Para sobremesa, fatias de tarte de laranja e de fogaça, tradicional de Alcochete. Fernando confessa sentir orgulho neste Alfoz, que dignifica Alcochete e nasceu da sua ambição de fazer sempre mais, mas também da vontade de fazer algo pela terra, sobretudo quando o fecho das salgas de bacalhau e de fábricas trouxe desemprego. "Tive aqui uma panela de sopa que quem precisava podia vir buscar e levar para casa", nota, dizendo que felizmente os tempos são outros. E agradece muito à tal ponte que pôs Alcochete mais perto da capital.
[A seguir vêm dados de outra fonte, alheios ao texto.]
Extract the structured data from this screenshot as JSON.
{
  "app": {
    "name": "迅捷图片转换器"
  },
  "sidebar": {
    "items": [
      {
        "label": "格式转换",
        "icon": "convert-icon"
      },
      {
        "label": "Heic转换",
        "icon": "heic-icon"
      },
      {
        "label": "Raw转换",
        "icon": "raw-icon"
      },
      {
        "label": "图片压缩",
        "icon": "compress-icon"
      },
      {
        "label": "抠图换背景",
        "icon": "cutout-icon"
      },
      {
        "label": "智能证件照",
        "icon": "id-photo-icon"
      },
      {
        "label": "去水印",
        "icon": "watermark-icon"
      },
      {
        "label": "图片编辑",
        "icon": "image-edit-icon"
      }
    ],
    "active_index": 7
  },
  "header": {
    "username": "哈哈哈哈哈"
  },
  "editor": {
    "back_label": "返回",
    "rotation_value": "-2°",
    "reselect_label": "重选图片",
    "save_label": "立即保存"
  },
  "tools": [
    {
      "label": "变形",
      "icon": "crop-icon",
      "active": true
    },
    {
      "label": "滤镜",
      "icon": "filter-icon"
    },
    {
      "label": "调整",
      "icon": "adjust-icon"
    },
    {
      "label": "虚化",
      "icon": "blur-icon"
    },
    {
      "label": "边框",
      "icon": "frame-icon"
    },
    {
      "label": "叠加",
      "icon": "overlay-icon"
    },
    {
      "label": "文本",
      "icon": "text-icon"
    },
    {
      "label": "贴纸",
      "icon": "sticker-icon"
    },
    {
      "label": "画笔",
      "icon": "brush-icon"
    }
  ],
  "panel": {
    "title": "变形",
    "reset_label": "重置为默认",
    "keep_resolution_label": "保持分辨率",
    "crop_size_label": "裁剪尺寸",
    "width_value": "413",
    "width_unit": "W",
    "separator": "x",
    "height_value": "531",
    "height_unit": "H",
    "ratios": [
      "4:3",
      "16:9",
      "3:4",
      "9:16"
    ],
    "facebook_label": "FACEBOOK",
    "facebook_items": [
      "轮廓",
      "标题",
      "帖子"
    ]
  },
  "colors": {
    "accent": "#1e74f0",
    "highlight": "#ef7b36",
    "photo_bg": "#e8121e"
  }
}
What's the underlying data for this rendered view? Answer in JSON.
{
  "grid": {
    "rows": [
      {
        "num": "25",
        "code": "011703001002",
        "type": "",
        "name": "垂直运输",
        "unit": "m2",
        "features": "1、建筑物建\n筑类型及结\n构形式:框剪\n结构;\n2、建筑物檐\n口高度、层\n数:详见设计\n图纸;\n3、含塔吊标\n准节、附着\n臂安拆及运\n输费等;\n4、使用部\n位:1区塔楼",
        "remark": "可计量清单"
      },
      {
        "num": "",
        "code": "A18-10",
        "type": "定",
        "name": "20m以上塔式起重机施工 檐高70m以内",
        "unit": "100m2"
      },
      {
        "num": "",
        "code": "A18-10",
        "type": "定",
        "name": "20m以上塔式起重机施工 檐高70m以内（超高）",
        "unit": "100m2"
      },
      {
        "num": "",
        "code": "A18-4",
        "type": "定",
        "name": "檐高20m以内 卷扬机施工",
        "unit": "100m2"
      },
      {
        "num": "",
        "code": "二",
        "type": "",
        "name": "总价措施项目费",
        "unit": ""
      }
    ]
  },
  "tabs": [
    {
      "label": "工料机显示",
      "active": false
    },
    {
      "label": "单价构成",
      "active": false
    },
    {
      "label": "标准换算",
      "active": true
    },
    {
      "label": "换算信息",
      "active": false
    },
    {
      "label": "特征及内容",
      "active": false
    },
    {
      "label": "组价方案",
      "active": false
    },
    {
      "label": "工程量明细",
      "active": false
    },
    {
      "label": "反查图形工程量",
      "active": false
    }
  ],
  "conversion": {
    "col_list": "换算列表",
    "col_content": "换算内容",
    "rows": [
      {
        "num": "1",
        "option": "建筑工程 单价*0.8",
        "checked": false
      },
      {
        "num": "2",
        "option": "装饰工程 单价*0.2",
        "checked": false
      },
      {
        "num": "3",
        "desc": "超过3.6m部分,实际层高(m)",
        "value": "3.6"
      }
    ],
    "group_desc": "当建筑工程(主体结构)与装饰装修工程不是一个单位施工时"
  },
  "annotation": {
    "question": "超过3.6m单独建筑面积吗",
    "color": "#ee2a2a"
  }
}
Numa coleção de recortes de jornal, Fernando mostra-me uma reportagem do DN em 1993 sobre o Alfoz, feita por Guilherme de Melo, com quem trabalhei, e que na qualidade da escrita revelava a condição de romancista. "É terra de toiros. De cavalos de crina ao vento. De campinos recortados na paisagem, com rostos de pedra granítica tisnada pelo sol. Terra de tentas e pegas, de embalo de barcos no dorso do Tejo. Alcochete, vocês sabem, não é? Ainda um pequeno paraíso esquecido - com Lisboa tão perto e afinal tão longe", escreveu o repórter, nessa era pré-ponte. Para logo acrescentar: "Comer no Alfoz é ter a sensação de que se está a bordo de um barco ancorado no Tejo, por onde os nossos olhos se alongam até tocarem a mancha larga de Lisboa ao fundo". Subscrevo, como subscrevo também o "nota máxima para a caldeirada"... e para o casco de santola e para as enguias fritas com açorda de ovas.